Every Republican voted against the IRA, and Democrats had insufficient votes to include important measures such as closing the coverage gap for people living in states that have not yet expanded Medicaid and a substantial new investment in Home and Community Based Services (HCBS). Advocates will continue to work on these and other important health issues in the months to come.
Despite not closing the coverage gap, the IRA contains a little noticed provision that will greatly improve health care outcomes for many people enrolled in Medicaid – expanded access to adult vaccines.
Federal law currently requires state Medicaid programs to cover vaccines for children as part of the robust set of benefits for people under 21 – EPSDT – Early and Periodic Screening, Diagnostic, and Treatment program. However, Medicaid coverage of vaccines for adults has been patchwork.
Under the ACA, low income adults eligible under the new Medicaid Expansion category must receive Essential Health Benefits (EHB), which includes adult vaccines recommended by the Advisory Committee on Immunization Practices (ACIP). People who are dually enrolled in Medicare and Medicaid have adult vaccine coverage through Medicare.
However, adults enrolled in Medicaid under other eligibility categories, such as Parent and Caretaker Relatives, or on the basis of disability, do not have guaranteed access to vaccines. As an optional benefit, states may cover some adult vaccines under a variety of service categories such as physicians services, inpatient hospital services, outpatient hospital services, and rural health clinic services. However, coverage and cost sharing vary widely across states.
A recent federal report found that 2 in 5 adult Medicaid enrollees have varying access to vaccines, often with cost sharing. In addition, data (see Table 2.5) show that vaccination rates for influenza are significantly lower for pregnant people enrolled in Medicaid and the Children’s Health Insurance Program (CHIP) than for people enrolled in private health plans.
The COVID-19 pandemic underscored inequities and coverage gaps for adult vaccines in Medicaid. Congress provided a temporary increase federal Medicaid matching funds for states that maintain continuous coverage and offer COVID vaccines as part of The Families First Coronavirus Response Act (Section 6008).
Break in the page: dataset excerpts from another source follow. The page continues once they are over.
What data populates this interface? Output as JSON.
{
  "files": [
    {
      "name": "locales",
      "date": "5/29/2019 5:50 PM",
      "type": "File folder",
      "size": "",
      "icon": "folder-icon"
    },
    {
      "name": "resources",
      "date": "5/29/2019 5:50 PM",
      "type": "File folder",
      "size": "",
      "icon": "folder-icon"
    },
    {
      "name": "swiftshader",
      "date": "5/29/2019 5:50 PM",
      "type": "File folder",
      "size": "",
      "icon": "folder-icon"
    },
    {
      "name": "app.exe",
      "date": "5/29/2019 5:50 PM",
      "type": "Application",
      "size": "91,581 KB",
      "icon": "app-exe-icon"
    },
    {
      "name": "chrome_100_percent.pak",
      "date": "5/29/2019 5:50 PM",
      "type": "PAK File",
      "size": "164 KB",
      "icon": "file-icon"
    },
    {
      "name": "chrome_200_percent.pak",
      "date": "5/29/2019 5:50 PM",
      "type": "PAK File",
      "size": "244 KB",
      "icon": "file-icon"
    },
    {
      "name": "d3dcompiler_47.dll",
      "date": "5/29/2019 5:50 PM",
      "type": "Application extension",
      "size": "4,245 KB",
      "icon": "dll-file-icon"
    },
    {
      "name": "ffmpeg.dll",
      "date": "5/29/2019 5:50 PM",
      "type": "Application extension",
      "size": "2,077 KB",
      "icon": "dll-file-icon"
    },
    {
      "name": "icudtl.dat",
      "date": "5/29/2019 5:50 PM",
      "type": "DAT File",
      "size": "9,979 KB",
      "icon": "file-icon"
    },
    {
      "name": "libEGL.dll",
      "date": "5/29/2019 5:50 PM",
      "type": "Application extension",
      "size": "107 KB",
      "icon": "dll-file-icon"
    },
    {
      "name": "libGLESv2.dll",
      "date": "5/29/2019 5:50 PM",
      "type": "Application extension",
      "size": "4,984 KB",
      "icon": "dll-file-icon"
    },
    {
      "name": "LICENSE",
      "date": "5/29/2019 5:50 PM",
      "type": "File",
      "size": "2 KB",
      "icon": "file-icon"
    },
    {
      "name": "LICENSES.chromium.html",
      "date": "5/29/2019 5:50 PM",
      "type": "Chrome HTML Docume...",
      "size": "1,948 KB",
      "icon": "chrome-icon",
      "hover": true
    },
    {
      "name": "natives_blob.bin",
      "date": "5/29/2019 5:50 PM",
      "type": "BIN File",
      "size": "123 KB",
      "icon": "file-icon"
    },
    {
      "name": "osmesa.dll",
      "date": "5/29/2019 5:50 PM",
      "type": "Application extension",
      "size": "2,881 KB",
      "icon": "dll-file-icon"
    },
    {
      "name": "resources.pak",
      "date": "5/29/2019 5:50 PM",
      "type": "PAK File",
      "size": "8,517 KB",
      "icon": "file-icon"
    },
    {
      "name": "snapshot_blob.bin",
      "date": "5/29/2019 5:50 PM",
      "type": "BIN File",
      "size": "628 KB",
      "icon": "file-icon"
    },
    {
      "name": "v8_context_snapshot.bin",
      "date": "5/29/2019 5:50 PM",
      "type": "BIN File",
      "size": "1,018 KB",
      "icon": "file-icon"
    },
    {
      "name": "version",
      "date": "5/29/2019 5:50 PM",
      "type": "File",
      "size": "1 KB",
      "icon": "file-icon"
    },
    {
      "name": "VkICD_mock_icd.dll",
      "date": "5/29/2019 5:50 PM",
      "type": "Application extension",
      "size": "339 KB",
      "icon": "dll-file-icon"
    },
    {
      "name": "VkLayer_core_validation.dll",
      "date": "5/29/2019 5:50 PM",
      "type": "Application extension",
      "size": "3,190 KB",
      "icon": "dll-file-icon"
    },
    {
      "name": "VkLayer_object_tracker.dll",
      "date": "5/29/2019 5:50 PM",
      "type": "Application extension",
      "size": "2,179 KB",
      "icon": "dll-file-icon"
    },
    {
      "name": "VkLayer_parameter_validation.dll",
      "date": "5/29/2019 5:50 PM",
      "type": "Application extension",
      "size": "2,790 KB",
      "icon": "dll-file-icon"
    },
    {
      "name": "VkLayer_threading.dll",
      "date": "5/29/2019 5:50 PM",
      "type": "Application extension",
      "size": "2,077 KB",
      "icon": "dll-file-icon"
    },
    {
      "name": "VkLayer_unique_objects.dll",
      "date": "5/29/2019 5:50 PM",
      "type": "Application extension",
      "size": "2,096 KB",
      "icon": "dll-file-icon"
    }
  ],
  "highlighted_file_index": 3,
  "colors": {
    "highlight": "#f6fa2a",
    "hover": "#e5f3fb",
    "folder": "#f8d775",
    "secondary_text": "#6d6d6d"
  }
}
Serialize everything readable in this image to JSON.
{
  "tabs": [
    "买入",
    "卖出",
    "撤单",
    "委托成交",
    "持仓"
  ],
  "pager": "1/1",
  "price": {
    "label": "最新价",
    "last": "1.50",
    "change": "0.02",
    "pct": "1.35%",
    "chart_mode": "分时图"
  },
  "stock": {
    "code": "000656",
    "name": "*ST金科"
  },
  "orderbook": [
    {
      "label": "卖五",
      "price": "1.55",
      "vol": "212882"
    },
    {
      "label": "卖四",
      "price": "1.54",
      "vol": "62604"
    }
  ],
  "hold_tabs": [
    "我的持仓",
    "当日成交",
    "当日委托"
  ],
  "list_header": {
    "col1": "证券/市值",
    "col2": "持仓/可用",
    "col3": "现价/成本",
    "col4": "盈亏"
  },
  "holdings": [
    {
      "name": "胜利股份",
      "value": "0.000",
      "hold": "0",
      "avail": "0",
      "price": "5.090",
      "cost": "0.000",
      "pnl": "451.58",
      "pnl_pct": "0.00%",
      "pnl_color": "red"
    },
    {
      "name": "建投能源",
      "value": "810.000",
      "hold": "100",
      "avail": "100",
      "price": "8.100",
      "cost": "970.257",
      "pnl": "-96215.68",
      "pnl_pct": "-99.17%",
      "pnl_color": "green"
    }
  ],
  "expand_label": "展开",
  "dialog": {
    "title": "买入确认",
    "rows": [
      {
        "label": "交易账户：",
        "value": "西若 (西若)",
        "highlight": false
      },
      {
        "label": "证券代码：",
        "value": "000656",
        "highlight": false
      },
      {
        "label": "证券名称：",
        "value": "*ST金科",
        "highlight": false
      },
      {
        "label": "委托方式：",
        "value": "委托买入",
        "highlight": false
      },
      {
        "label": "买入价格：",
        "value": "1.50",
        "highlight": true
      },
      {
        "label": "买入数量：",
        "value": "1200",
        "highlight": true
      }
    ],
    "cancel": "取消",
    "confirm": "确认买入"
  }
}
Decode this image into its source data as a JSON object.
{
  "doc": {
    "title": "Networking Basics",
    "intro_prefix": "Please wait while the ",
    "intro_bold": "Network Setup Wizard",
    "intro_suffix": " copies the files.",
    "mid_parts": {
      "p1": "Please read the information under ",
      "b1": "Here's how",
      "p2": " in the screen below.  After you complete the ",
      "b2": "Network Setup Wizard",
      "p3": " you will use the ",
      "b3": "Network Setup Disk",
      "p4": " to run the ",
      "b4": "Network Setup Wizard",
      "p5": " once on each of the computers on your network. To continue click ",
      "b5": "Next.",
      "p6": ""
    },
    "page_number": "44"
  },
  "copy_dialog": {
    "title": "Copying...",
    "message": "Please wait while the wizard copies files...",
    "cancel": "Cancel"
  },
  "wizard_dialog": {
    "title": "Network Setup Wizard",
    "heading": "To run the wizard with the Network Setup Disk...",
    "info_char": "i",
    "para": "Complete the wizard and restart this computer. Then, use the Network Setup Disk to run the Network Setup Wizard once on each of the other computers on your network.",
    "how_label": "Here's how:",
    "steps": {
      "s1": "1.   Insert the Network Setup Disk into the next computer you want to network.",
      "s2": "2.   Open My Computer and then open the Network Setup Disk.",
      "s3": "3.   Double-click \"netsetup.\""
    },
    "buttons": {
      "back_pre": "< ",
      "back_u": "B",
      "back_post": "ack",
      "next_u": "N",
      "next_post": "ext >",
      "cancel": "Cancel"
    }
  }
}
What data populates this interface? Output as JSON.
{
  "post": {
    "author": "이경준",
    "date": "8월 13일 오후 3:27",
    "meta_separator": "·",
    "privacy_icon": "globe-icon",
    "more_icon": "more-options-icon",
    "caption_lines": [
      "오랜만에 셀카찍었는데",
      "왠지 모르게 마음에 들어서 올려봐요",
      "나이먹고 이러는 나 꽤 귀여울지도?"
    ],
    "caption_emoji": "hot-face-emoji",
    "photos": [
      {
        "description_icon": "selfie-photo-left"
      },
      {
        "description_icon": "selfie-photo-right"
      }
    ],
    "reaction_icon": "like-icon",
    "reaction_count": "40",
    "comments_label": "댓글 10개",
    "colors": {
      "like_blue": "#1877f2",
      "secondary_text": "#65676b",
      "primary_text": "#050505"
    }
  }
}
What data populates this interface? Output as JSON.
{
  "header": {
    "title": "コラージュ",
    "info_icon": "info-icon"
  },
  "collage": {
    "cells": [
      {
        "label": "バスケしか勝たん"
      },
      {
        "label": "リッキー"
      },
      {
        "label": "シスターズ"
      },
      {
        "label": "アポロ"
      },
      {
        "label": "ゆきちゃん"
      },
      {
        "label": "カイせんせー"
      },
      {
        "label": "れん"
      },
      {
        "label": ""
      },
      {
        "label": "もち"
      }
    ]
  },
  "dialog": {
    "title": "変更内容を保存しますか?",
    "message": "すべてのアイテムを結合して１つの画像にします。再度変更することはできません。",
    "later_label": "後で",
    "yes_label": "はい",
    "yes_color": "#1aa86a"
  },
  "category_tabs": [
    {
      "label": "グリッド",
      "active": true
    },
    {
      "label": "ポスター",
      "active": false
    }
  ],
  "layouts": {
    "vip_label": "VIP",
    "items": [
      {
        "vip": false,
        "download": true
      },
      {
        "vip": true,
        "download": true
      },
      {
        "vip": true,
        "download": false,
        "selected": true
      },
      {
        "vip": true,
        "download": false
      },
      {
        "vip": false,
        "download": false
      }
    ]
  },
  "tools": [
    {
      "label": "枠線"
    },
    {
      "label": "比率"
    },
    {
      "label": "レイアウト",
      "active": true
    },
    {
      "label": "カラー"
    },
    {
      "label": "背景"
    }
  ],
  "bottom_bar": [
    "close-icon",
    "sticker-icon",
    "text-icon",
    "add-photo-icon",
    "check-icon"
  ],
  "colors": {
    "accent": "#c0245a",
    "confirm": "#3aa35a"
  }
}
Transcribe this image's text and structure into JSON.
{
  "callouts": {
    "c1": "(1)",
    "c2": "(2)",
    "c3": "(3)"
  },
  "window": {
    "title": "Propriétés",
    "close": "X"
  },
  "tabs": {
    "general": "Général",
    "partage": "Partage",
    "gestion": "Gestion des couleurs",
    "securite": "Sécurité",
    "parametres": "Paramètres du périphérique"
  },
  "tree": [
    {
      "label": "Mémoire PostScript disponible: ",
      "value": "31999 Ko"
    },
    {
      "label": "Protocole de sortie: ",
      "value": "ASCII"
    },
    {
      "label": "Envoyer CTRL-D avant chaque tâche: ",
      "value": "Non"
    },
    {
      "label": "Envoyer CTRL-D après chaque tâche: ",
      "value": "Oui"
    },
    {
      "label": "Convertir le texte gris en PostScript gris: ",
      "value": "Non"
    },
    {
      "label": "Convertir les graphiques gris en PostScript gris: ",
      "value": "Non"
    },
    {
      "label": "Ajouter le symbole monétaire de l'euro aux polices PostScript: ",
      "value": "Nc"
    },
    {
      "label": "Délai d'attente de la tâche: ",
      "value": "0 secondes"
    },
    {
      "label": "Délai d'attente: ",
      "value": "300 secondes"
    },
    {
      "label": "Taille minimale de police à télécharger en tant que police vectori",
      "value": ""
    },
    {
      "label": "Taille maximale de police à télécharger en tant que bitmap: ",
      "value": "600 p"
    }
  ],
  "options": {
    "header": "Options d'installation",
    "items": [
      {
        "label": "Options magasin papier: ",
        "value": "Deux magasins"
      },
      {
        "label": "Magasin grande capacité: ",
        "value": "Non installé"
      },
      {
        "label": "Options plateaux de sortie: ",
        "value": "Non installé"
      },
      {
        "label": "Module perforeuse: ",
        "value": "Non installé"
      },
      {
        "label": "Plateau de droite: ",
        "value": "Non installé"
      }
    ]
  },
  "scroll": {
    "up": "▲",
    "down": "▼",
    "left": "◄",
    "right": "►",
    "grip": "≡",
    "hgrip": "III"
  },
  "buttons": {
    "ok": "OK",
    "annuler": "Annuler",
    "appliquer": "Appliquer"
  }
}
The American Rescue Plan Act (Section 9811) made Medicaid coverage of COVID-19 vaccines mandatory, and with no cost sharing, for the duration of the Public Health Emergency (PHE) and twelve months after, providing a 100% federal match.
Under the IRA’s Section 11405, Congress amended the statutes for Medicaid and the Children’s Health Insurance Program to require coverage of ACIP recommended vaccines for all adults, with no cost sharing, beginning in Fall 2023. State Medicaid programs will also receive a 1% increase in their federal match for vaccine coverage and administration for the next two years.
Finally, Congress has provided equal access to vaccines for low income adults, persons with disabilities, pregnant people, and others who rely on Medicaid and CHIP. Adult vaccines prevent painful and life-threatening conditions such as shingles, hepatitis, and influenza. For a relatively small investment, the IRA will yield significant rewards in preventing serious illness and ensuring better health outcomes.